Una de las situaciones más traumáticas para los practicantes de triatlón es la compra de zapatillas de running. Quien más quien menos pregunta a sus compañeros de entrenamiento, a sus amigos, mira en webs especializadas… Hasta que termina yendo a la tienda con más miedo que Rita Barberá a unas nuevas elecciones. Pues bien, hoy vamos a hablar de cuáles son los puntos a tener en cuenta a la hora de comprar zapatillas de correr:

Talón

El talón tiene que quedar bien ajustado, pero sin tener la sensación de que está apretado. Si atamos las zapatillas a través del último ojal, reduciremos la posibilidad de desplazamiento, aunque sí que tiene que llegar a haber algo de juego, sin llegar a ser incómodo.

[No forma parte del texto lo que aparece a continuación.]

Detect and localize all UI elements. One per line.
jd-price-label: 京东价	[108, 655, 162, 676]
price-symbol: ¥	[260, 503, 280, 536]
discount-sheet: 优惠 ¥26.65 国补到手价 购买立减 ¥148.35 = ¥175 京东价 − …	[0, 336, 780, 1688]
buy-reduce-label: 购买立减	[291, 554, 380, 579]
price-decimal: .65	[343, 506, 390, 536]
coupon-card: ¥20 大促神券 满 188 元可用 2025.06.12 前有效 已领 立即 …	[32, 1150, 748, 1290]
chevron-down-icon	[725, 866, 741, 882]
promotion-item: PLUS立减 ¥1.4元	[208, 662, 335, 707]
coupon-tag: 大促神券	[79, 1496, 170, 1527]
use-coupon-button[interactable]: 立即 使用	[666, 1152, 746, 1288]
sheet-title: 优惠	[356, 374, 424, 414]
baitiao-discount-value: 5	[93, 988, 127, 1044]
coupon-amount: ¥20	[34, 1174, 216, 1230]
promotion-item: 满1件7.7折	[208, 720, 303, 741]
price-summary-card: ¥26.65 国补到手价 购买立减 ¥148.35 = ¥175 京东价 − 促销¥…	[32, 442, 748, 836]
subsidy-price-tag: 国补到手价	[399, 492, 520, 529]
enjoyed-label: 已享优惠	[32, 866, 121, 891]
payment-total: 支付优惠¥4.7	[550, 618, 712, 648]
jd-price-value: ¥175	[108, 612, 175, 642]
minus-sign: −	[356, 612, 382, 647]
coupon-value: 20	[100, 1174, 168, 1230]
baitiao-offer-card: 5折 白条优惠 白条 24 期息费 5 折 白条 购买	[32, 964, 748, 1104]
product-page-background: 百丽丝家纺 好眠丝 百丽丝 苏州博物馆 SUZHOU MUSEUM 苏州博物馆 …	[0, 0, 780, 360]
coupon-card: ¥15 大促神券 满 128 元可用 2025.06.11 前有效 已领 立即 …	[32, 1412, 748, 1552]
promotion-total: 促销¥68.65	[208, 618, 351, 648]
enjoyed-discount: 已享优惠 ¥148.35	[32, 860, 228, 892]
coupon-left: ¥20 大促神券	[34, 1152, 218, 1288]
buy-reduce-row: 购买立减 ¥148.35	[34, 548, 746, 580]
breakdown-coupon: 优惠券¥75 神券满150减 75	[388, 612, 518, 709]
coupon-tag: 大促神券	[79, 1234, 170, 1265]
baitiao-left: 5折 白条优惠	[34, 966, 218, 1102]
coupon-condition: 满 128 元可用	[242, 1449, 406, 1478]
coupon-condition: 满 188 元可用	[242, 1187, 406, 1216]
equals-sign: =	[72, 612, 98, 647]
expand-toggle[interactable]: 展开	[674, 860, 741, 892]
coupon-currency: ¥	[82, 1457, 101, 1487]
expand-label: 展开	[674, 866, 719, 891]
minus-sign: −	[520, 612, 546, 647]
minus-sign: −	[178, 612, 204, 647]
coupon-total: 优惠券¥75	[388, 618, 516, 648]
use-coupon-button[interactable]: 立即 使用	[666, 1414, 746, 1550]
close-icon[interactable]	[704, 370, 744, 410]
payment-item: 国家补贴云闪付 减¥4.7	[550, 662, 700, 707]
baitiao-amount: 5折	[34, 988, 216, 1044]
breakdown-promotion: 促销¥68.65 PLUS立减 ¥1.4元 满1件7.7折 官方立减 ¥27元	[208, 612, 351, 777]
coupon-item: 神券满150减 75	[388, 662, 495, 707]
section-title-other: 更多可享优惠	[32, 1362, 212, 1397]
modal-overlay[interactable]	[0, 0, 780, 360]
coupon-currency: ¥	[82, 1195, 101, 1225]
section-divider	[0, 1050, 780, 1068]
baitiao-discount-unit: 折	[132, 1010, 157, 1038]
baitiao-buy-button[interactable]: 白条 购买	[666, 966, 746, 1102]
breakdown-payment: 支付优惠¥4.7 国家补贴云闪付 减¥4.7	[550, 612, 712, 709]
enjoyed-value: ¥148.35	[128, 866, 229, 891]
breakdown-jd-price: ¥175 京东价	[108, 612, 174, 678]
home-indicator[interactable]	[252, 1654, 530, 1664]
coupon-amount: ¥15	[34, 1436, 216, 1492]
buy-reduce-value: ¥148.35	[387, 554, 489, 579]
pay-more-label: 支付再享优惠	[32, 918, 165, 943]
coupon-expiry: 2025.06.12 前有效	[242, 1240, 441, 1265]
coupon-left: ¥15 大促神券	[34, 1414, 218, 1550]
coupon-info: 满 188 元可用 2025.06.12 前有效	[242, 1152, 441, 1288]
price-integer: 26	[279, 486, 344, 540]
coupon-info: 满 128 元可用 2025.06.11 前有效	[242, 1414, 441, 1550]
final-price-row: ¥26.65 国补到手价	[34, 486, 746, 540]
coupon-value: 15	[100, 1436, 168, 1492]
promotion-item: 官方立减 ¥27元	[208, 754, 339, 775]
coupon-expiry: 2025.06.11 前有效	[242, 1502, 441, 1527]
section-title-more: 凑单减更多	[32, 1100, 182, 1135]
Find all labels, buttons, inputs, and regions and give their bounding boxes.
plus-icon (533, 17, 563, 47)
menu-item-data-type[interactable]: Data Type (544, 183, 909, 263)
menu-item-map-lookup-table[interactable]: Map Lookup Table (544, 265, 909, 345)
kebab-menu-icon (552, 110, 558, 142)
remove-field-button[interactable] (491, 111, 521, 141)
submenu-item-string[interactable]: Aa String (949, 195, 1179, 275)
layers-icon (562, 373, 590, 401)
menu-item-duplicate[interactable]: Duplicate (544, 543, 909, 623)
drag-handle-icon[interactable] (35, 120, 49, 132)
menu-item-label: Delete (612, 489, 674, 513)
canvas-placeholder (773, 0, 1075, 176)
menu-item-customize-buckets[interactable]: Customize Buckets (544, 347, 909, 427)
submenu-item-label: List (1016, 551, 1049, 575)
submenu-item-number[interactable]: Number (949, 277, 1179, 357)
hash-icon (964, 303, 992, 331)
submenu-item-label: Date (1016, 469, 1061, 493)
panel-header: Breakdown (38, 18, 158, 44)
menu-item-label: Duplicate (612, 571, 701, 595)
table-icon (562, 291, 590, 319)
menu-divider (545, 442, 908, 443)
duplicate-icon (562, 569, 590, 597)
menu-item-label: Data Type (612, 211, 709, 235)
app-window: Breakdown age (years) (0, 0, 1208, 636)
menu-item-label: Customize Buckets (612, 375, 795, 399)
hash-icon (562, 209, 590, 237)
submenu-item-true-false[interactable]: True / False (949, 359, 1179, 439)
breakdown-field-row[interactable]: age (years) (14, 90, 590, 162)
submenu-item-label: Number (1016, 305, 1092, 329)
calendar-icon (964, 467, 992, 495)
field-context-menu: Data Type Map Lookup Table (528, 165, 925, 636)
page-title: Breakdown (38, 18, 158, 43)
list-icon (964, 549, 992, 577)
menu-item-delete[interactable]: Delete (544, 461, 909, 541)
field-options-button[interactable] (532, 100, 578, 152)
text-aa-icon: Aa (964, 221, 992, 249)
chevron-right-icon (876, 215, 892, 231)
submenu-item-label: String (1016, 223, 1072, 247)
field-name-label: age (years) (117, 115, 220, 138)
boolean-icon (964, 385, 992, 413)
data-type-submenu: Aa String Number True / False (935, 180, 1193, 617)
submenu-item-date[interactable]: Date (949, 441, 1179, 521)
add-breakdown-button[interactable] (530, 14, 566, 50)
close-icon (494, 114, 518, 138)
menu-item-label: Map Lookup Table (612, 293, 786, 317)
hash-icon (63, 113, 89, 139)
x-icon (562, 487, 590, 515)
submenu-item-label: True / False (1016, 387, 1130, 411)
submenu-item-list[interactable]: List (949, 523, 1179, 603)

Si ya en la tienda nos sentimos raros, se amplificará cuando salgamos a la carretera.

Empeine

Alrededor del empeine también hay que sentir la comodidad. Mucha gente dice que nota presión y tensión, como que necesitasen más espacio. Si al ponerte unas zapatillas notas la zona por debajo de los cordones demasiado caliente, y al quitarte la zapatilla tienes marcas en el empeine, esa no es tu zapatilla. Eso, o prueba alguna lazada alternativa.

Anchura

El pie tiene que se capaz de moverse de lado a lado en la parte delantera de la zapatilla, sin cruzar por encima del borde de la plantilla. De hecho, hay que ser capaz de pellizcar un par de milímetros de la zapatilla en la parte más ancha del pie. Si la zapatilla es demasiado estrecha, notaremos que el dedo pequeño del pie se pega al borde de la horma del zapato.

Longitud

A lo largo de una carrera los pies se hinchan, así que tenemos que asegurarnos de que compramos zapatillas de una talla superior a la que compraríamos para, por ejemplo, unos zapatos de calle. ¿Y cuánto más? Pues aproximadamente unos seis o siete milímetros, midiéndolo desde el dedo gordo. Hay que tener en cuenta también, aunque esto es poco manejable a no ser que tengamos mucho dinero, que por naturaleza un pie suele ser más grande que el otro.

Flexibilidad

Hay que comprobar el punto de flexión antes de ponerse la zapatilla. Para esto, se hace manteniendo fijo el talón y presionando la punta de la zapatilla en el suelo. Si flexa en exceso, corremos el riesgo de tener dolor en el arco, o de sufrir la famosa fascitis plantar. Por el contrario, si no tiene punto de flexión, podremos tener distensión en la pantorilla o dolor en el tendón de Aquiles.